High-frequency analysis of the complex linkage between soil CO2 fluxes, photosynthesis and environmental variables

High-frequency soil CO2 flux data are valuable for providing new insights into the processes of soil CO2 production. A record of hourly soil CO2 fluxes from a semi-arid ponderosa pine stand was spatially and temporally deconstructed in attempts to determine if variation could be explained by logical drivers using (i) CO2 production depths, (ii) relationships and lags between fluxes and soil temperatures, or (iii) the role of canopy assimilation in soil CO2 flux variation. Relationships between temperature and soil fluxes were difficult to establish at the hourly scale because diel cycles of soil fluxes varied seasonally, with the peak of flux rates occurring later in the day as soil water content decreased. Using a simple heat transport/gas diffusion model to estimate the time and depth of CO2 flux production, we determined that the variation in diel soil CO2 flux patterns could not be explained by changes in diffusion rates or production from deeper soil profiles. We tested for the effect of gross ecosystem productivity (GEP) by minimizing soil flux covariance with temperature and moisture using only data from discrete bins of environmental conditions (+/- 1 degrees C soil temperature at multiple depths, precipitation-free periods and stable soil moisture). Gross ecosystem productivity was identified as a possible driver of variability at the hourly scale during the growing season, with multiple lags between similar to 5, 15 and 23 days. Additionally, the chamber-specific lags between GEP and soil CO2 fluxes appeared to relate to combined path length for carbon flow (top of tree to chamber center).
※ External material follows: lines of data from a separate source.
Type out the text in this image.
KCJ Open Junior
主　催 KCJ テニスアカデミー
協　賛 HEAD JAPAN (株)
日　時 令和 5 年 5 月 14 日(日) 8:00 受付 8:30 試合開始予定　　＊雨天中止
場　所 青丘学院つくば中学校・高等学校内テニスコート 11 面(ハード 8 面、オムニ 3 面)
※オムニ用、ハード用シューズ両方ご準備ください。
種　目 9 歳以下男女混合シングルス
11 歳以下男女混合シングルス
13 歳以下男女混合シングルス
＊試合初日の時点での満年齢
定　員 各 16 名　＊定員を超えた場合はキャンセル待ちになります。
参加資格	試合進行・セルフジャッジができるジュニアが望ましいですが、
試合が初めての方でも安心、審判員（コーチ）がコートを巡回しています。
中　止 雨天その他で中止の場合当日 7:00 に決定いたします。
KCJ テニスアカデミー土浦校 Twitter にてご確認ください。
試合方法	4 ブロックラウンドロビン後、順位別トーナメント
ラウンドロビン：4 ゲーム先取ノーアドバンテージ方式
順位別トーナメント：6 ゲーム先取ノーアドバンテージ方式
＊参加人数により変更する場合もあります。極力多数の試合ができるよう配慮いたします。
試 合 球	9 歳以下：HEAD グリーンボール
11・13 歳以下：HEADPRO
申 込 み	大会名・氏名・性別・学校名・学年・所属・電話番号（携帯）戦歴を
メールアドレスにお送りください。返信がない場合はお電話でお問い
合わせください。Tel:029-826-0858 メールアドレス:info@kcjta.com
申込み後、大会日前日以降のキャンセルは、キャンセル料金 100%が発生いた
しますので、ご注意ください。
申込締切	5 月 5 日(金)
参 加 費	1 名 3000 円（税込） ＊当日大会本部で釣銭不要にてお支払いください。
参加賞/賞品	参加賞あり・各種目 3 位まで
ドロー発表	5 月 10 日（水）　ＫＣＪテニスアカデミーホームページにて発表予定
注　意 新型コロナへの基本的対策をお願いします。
In this sparse and heterogeneous forested system, the potential link between CO2 assimilation and soil CO2 flux may be quite variable both temporally and spatially. For model applications, it is important to note that soil CO2 fluxes are influenced by many biophysical factors, which may confound or obscure relationships with logical environmental drivers and act at multiple temporal and spatial scales; therefore, caution is needed when attributing soil CO2 fluxes to covariates like temperature, moisture and GEP.